Patrick Mulkern, writing for Radio Times, thought that the ending was an "emotional overload...but what better way to deal with the emotionally deprived Cybermen?" He was pleased with the "sweet cameo" from Amy and Rory and the "tense coda" with River Song and Kovarian. Keith Phipps of The A.V. Club gave "Closing Time" a grade of "B+", feeling that the episode was more about small character moments than the Cybermen plot. Though he wrote it was not as strong as "The Lodger", he praised the way it gave a break before the season finale to bring out the softer side of the Doctor. Digital Spy's Morgan Jeffery praised Smith, Corden, and Lynda Baron as Val, and felt that it was a "relief" to have a fun episode after two emotional heavy ones. However, he did not think it was as good as "The Lodger" and thought the Cybermen were "wasted", citing the conclusion of Craig blowing them up with love as "unsatisfactory". Andrew Blair of Den of Geek defended the Cybermen in the episode, opining that the episode brought out the tragedy of them barely surviving and having to convert people mechanically without any emotional understanding of the situation.

IGN's Matt Risley rated the episode 7.5 out of 10, praising the chemistry between Smith and Corden as well as Smith's interaction with the baby, but was disappointed with the Cybermen, who he said "never really delivered on the threat or horror fans know they're capable of". SFX magazine reviewer Rob Power gave the episode three and a half out of five stars, saying it "[worked] wonders" as a light-hearted episode before the finale and with "properly bad" Cybermen. Though he thought the Cyberman lacked "real menace" and Craig escaped in a "cheesy way", he considered the main focus to be on the Doctor's "farewell tour" and praised Smith's performance.

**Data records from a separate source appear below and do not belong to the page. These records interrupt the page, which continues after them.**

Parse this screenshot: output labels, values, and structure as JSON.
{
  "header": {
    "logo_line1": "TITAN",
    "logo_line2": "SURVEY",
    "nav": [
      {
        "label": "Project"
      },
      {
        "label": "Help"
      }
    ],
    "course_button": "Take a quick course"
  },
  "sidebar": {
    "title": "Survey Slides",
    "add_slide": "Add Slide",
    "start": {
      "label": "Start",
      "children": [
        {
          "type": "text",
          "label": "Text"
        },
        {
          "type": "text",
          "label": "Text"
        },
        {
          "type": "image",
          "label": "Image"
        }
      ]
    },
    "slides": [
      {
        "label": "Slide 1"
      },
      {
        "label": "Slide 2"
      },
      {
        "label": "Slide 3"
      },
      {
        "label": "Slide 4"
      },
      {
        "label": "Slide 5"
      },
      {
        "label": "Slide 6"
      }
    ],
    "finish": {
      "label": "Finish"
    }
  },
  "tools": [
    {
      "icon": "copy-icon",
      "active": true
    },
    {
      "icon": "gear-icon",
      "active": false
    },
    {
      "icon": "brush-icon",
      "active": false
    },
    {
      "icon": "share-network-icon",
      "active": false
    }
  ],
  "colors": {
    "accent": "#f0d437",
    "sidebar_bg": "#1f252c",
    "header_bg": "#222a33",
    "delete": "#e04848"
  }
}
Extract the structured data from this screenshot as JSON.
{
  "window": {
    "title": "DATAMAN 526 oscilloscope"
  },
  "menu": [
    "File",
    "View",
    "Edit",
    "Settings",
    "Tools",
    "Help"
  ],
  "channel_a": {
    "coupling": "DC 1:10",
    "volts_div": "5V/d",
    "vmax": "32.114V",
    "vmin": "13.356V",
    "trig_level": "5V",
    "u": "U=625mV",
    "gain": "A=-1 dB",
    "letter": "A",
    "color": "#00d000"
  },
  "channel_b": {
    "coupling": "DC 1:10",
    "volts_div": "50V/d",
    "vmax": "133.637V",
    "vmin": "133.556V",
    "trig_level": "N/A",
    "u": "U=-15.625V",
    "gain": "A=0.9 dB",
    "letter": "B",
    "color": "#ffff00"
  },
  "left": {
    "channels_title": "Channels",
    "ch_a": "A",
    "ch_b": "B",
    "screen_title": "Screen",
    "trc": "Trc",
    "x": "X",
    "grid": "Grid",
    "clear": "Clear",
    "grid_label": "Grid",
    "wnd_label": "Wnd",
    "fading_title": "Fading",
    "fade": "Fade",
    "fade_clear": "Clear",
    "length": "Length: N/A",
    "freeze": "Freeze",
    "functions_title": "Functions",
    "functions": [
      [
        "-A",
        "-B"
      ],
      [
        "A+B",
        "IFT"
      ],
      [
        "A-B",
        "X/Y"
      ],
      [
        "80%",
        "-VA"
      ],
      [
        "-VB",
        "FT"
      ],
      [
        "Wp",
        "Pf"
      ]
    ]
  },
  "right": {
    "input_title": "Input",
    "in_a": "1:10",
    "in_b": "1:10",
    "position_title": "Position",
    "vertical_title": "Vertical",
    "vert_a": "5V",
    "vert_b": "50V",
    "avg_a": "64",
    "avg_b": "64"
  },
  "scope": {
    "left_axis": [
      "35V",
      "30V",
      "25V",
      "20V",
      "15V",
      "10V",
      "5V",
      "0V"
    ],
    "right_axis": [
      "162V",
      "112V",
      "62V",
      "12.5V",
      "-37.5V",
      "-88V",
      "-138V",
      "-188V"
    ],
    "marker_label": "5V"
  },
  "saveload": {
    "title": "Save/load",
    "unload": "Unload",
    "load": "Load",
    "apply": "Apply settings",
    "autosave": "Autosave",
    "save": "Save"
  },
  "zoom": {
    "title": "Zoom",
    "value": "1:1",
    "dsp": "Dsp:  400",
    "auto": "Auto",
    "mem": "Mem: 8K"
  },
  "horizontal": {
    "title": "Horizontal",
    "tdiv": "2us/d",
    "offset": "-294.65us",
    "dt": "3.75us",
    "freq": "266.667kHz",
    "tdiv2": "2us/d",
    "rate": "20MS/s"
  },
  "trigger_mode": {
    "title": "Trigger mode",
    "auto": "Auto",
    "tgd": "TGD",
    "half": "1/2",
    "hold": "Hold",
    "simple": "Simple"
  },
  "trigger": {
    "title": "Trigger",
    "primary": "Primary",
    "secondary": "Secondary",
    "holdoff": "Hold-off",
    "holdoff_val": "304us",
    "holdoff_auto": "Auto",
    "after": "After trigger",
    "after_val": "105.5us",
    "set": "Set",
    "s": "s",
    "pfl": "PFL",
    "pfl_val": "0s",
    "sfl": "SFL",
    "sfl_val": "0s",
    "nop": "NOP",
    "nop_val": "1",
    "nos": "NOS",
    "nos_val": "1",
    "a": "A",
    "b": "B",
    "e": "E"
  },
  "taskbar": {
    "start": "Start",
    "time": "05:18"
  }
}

He thought that the moments of "sad-eyed loneliness and resignation" added weight to "what would otherwise have been a paper-thin episode". Power also praised the ending for bringing things together for the finale, though he thought the final scene with River Song felt "a little tacked-on". Charlie Jane Anders writing for io9 described it as a "worthy sequel" and "welcome shot of comedy" and was positive towards the "sweet" exploration of the Doctor's self-loathing that proved the universe needed him. However, Anders was bothered by the running joke of the Doctor and Craig being mistaken for a gay couple and the stereotypes the episode relied on, such as the "clueless dad" and the ignorant shop girls. Christopher Hooton of Metro found the episode to be "soppy" and "sickly sweet", criticising Corden for his "whooping", "annoying" performance, the reliance on "slapstick capers" that "lurched a bit too close to the CBBC end of the spectrum" and the "jaunty [and] smug" soundtrack.